Bart asks Krusty the Clown to run for Congress and he agrees, thinking he can also eliminate everything with which the Government is harassing him. He is adopted as the Republican candidate. His campaign starts badly because he has offended so many minorities with his politically incorrect jokes, but Lisa helps him turn his campaign around by having him connect with regular families and citizens. With this advice and a very helpful Fox News programme, he is elected.

To Krusty's chagrin, no-one pays attention to a freshman Congressman, and he is appointed to useless committees, or set to work cleaning the graffiti off the walls. He, and the Simpsons, are about to give up, but Walter Mondale, who is working as a janitor in Congress, explains to them how a bill really becomes a law. With his help, Bart blackmails a key congressman with a videotape that shows him abusing the free mail policy. Homer manages to get another congressman drunk (and himself as well). Finally, during a session in Congress, Mondale and Lisa, with Homer's drunken diversion, fix the Air Traffic Bill with a paperclip to another bill giving orphans American flags. When the bill comes up for a vote, both the blackmailed congressman and the drunk one consent, and it is passed. Krusty praises the processes of democracy. At home, the Simpsons are happy to get the peace and quiet that they heroically fought for. Homer says that the planes are now flying where they belong — over the homes of poor people.

==Controversy==
At one point during the episode, the family is watching Krusty and his opponent debate on the Fox News Channel, which showed several headlines in its news ticker that parodied the right-leaning network's political views. Among the headlines in the news ticker were "Pointless news crawls up 37 percent," "Do Democrats cause cancer? Find out at foxnews.com," "Rupert Murdoch: Terrific dancer," "Dow down 5,000 points," "Study: 92 percent of Democrats are gay," "JFK posthumously joins Republican Party," and "Oil slicks found to keep seals young, supple." Several months after the episode originally aired, Matt Groening claimed that Fox News, the corporate sister to the Fox Broadcasting Company that airs the show, threatened to sue Groening, but opted against "suing itself." Groening mentioned that while they got away with the joke, they were no longer allowed to parody news tickers on the show. Despite that, the show would still parody Fox News on several occasions afterward.

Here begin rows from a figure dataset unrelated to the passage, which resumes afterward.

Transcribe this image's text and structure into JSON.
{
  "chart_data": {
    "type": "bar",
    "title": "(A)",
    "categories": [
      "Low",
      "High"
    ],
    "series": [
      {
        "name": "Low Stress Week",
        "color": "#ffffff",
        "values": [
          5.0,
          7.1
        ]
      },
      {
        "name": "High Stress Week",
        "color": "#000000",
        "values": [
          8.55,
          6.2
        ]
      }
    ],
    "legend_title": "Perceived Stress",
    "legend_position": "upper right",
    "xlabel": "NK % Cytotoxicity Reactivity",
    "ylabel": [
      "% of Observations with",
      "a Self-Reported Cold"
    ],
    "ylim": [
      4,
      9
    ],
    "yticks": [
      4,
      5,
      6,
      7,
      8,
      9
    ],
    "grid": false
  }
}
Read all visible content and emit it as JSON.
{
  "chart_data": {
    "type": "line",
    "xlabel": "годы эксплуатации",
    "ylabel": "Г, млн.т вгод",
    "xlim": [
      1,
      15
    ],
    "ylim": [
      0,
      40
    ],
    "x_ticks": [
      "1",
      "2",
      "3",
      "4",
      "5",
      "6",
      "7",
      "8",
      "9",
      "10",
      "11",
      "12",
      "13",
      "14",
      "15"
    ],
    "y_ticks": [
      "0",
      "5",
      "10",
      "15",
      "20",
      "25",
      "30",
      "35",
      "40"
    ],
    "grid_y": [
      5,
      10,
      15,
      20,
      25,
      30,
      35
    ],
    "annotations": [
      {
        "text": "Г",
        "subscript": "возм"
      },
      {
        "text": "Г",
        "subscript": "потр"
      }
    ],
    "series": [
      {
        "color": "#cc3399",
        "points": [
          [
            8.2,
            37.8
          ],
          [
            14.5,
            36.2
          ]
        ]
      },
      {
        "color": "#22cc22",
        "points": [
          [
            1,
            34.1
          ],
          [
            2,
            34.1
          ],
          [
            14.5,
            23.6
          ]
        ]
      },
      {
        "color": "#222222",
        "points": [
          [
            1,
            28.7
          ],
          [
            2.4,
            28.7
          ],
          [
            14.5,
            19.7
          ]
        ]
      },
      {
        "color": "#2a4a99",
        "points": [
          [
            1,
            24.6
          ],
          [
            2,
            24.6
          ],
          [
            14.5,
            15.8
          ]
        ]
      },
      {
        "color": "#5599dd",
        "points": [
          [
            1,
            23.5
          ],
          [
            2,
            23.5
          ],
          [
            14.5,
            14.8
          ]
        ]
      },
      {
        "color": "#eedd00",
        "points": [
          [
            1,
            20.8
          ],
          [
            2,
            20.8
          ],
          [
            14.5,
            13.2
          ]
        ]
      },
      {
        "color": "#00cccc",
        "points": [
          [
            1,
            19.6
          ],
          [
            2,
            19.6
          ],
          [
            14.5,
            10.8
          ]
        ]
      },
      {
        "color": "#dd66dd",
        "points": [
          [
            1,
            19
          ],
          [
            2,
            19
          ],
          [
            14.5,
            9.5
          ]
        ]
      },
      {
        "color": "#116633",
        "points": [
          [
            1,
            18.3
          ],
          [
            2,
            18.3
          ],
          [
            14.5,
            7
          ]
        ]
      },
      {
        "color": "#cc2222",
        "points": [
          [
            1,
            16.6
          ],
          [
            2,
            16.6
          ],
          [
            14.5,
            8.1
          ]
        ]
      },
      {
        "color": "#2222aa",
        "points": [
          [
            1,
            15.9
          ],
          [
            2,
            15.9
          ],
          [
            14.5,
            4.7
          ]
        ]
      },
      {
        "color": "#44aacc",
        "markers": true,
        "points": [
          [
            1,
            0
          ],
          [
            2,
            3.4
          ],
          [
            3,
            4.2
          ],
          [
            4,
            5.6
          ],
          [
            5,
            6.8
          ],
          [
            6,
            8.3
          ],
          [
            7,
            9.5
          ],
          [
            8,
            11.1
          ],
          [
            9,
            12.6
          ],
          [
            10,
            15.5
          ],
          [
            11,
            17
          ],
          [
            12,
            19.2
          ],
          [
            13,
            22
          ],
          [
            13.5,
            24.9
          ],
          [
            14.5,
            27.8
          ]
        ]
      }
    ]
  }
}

The Dow Jones & Company, which owned the Dow Jones Industrial Average that was parodied in the news ticker, would be purchased by News Corporation in 2007 and would be a corporate sister to Fox until the 2013 split between the new News Corporation and 21st Century Fox, which was further split with the acquisition of the film and television assets of 21st Century Fox by The Walt Disney Company on March 19, 2019, with Fox News Channel now part of the Fox Corporation.

==Cultural references==
The episode title is a reference to the movie "Mr. Smith Goes to Washington". The scene where Mayor Quimby, upon hearing his mistress speak for the first time, remarks that he "regrets building her that opera house" is a reference to Citizen Kane, where the title character opens an opera house for his mistress, despite her lack of vocal talent. Krusty's campaign ad ends with four famous historic scenes, all edited to add Krusty's face: a photo of the Apollo 11 landing, Raising the Flag on Iwo Jima, Jeff Widener's photo of Tank Man, and Jack Ruby Shoots Lee Harvey Oswald.

==Reception==
===Viewing figures===
The episode was watched by 14.43 million viewers, which was the 11th most-watched show that week.

===Critical response===
Colin Jacobson of DVD Movie Guide thought the episode recycled plot points from previous episodes featuring elections and repeated a previously used joke. He wrote that "[t]he show still delivers some laughs, but the repetitive moments harm it."

On Four Finger Discount, Guy Davis and Brendan Dando liked the writing by John Swartzwelder. They also thought the episode treated Republicans "in a bad light", but they attributed that to the era in which the episode aired.